A greve dos servidores da Fundação Estadual de Saúde (Funesa) teve início nesta quinta-feira, 16, e segue por tempo indeterminado. Eles reivindicam reajuste salarial de 10% — em isonomia com os servidores estatutários já contemplados desde agosto —, aumento do auxílio-alimentação para R$ 1.000 e atualização do Plano de Emprego e Remuneração (PER).
De acordo com o presidente do Sindicato dos Trabalhadores da Área da Saúde de Sergipe (Sintasa), Janderson Alves, o movimento é resultado da falta de diálogo com o Executivo estadual. “Solicitamos que o governador reveja com carinho a contemplação dos trabalhadores com 10% e também o aumento do auxílio-alimentação. Nós estamos pedindo apenas R$ 177,50 a mais”, afirmou o dirigente.
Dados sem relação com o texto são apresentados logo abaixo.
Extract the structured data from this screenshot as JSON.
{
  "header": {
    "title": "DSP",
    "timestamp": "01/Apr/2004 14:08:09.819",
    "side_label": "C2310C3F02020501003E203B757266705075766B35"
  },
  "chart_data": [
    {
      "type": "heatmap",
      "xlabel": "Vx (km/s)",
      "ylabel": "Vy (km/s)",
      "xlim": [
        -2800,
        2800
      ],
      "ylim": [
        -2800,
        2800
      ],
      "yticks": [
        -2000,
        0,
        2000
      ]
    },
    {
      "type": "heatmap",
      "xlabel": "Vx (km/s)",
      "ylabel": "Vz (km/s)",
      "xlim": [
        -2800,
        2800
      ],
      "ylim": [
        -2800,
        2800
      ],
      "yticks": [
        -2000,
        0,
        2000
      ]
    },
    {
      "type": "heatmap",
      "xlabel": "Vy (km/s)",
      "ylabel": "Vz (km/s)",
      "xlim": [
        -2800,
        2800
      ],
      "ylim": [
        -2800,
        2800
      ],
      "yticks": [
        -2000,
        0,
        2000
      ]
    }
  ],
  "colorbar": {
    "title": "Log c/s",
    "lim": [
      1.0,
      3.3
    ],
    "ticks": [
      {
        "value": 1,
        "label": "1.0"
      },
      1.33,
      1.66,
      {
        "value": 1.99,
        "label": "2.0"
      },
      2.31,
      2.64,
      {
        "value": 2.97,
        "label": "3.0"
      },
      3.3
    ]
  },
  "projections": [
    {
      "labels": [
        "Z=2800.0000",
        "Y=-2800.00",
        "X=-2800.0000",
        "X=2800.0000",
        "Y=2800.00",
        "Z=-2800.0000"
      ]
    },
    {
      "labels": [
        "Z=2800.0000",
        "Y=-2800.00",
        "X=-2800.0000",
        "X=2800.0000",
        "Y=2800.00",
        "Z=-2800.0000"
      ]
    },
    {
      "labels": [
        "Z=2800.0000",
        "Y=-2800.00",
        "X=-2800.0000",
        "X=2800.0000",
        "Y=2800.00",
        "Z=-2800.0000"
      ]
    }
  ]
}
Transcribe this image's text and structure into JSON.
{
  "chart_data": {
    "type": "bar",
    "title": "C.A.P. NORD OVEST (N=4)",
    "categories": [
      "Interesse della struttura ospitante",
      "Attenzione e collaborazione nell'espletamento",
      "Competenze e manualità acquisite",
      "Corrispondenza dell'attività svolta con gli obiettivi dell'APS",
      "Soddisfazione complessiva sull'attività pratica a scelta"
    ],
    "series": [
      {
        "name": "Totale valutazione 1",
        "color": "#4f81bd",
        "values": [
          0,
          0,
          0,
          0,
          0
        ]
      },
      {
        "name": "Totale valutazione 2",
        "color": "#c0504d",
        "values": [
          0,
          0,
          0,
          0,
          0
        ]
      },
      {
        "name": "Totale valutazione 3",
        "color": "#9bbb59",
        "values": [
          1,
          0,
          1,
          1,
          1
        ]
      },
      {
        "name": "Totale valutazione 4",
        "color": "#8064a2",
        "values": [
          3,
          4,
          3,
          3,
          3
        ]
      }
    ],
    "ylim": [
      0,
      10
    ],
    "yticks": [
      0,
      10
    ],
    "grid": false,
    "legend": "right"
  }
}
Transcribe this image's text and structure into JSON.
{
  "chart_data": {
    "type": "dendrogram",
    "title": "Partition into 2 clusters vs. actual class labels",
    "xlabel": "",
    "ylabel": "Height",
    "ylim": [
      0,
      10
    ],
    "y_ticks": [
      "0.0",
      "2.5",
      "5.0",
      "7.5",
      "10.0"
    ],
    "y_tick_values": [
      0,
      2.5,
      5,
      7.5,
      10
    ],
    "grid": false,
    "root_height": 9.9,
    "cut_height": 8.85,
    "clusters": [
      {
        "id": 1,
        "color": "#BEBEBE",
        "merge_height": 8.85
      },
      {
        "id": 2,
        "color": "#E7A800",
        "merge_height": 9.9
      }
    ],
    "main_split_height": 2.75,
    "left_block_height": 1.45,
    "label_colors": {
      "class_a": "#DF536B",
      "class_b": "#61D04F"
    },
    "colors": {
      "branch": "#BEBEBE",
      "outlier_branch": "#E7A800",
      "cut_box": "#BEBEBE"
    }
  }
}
Durante o ato realizado na porta da Funesa, os servidores participaram de uma assembleia e decidiram manter a paralisação. Um novo ato público está marcado para esta sexta-feira, 17, a partir das 7h, novamente em frente à fundação.
A direção da Funesa convidou os sindicatos para se reunir na tarde desta quinta-feira, 16, e, na ocasião, ofereceu o mesmo que já havia sido recusado pela categoria: o reajuste de 5%. Após vários debates com os dirigentes sindicais, a gestão se comprometeu a apresentar, até amanhã (sexta-feira), uma contraproposta formal. Os sindicatos, por sua vez, assumiram o compromisso de, assim que receberem a proposta, convocar uma assembleia geral para avaliá-la. Até lá, a greve continua mantida por tempo indeterminado.
Na próxima segunda-feira, 20, os trabalhadores realizarão uma mobilização em frente ao Centro de Especialidades Odontológicas (CEO) de São Cristóvão, também às 7h. Já na terça-feira, uma nova assembleia será realizada na sede do Sintasa, às 8 horas, para avaliar o andamento do movimento e possíveis propostas do governo.
Para Janderson Alves, o momento é de união e fortalecimento da categoria. “Este é um momento muito importante de união entre os trabalhadores, que aderiram à greve e estão firmes no movimento paredista. A luta continua, e nossa expectativa é que mais servidores se juntem à mobilização”, concluiu.